La Cour suprême des États-Unis a infligé, mardi 30 juin 2026, un revers majeur au président Donald Trump en rejetant sa tentative de remettre en cause le droit du sol, un principe considéré comme l’un des fondements de l’identité américaine.
Par six voix contre trois, les juges ont annulé le décret signé par Donald Trump le 20 janvier 2025, dès son retour à la Maison Blanche. Ce texte, l’un des plus contestés de son second mandat, avait déjà été déclaré inconstitutionnel par toutes les juridictions inférieures saisies.
Le décret visait à supprimer le droit du sol pour les enfants nés aux États-Unis de parents en situation irrégulière, afin de mettre fin à ce que Donald Trump considérait comme une incitation à l’immigration clandestine, dont la lutte constitue l’une de ses principales priorités.
Rédigeant l’arrêt au nom de la majorité, le président de la Cour suprême, John Roberts, a conclu que les enfants nés aux États-Unis de parents « présents illégalement ou temporairement » sont « citoyens par la naissance en vertu du 14ᵉ amendement » de la Constitution.
« La citoyenneté, à l’époque comme aujourd’hui, était le droit d’avoir des droits, de participer librement à notre communauté politique », a-t-il écrit, avant d’ajouter : « Les rédacteurs du 14ᵉ amendement ont étendu cette promesse à toute personne née libre dans ce pays. Nous tenons cette promesse aujourd’hui. »
Les trois autres juges conservateurs de la Cour ont exprimé leur désaccord.
Adopté en 1868, à la suite de la guerre de Sécession, le 14ᵉ amendement garantit le principe selon lequel toute personne née sur le territoire américain est automatiquement citoyenne des États-Unis. Ce principe avait été confirmé en 1898 par la Cour suprême, qui avait reconnu la citoyenneté d’un enfant né en Californie de parents immigrés chinois.
Il s’agit du troisième revers important subi par Donald Trump devant la Cour suprême en quelques mois, après l’invalidation, en février, de ses droits de douane et le maintien, lundi, d’une gouverneure de la Réserve fédérale (Fed) qu’il souhaitait révoquer.
Le président américain a regretté cette décision, estimant qu’elle était « vraiment mauvaise » pour les États-Unis.
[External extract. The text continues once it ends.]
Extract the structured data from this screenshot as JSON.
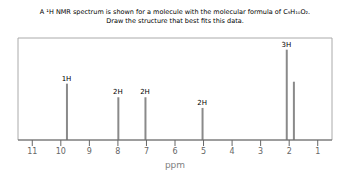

Sur son réseau social Truth Social, il a toutefois assuré qu’une suppression du droit du sol pourrait encore être envisagée par la voie législative.
Pour le professeur de droit Gerard Magliocca, de l’Université d’Indiana, la décision de la Cour suprême, fondée sur la Constitution, règle la question de manière « assez définitive ».
« Il semble très improbable que cela revienne de notre vivant », a-t-il déclaré, estimant que cette décision apporte une réponse durable aux millions de personnes concernées.
La directrice juridique de l’organisation de défense des droits civiques ACLU, Cecillia Wang, a salué une décision qui, selon elle, « réaffirme une promesse américaine fondamentale : si vous êtes né ici, vous êtes citoyen de ce pays ».
« Un président ne peut pas changer la Constitution par le fait du prince », a-t-elle ajouté.
En avril, Donald Trump s’était exceptionnellement déplacé pour assister aux audiences devant la Cour suprême, illustrant l’importance qu’il accordait à ce dossier.
Le décret annulé interdisait notamment aux autorités fédérales de délivrer des passeports, certificats de citoyenneté ou autres documents officiels aux enfants nés aux États-Unis dont la mère séjournait illégalement ou temporairement dans le pays et dont le père n’était ni citoyen américain ni résident permanent.
Le texte concernait également les enfants de personnes présentes aux États-Unis avec un visa d’étudiant, de travail ou de tourisme.
Selon des projections réalisées en mai 2025 par des chercheurs de l’Université Penn State, la suppression du droit du sol pour les enfants d’immigrés en situation irrégulière ou de résidents temporaires aurait entraîné une augmentation de 2,7 millions du nombre d’immigrés clandestins d’ici 2045, puis de 5,4 millions à l’horizon 2075.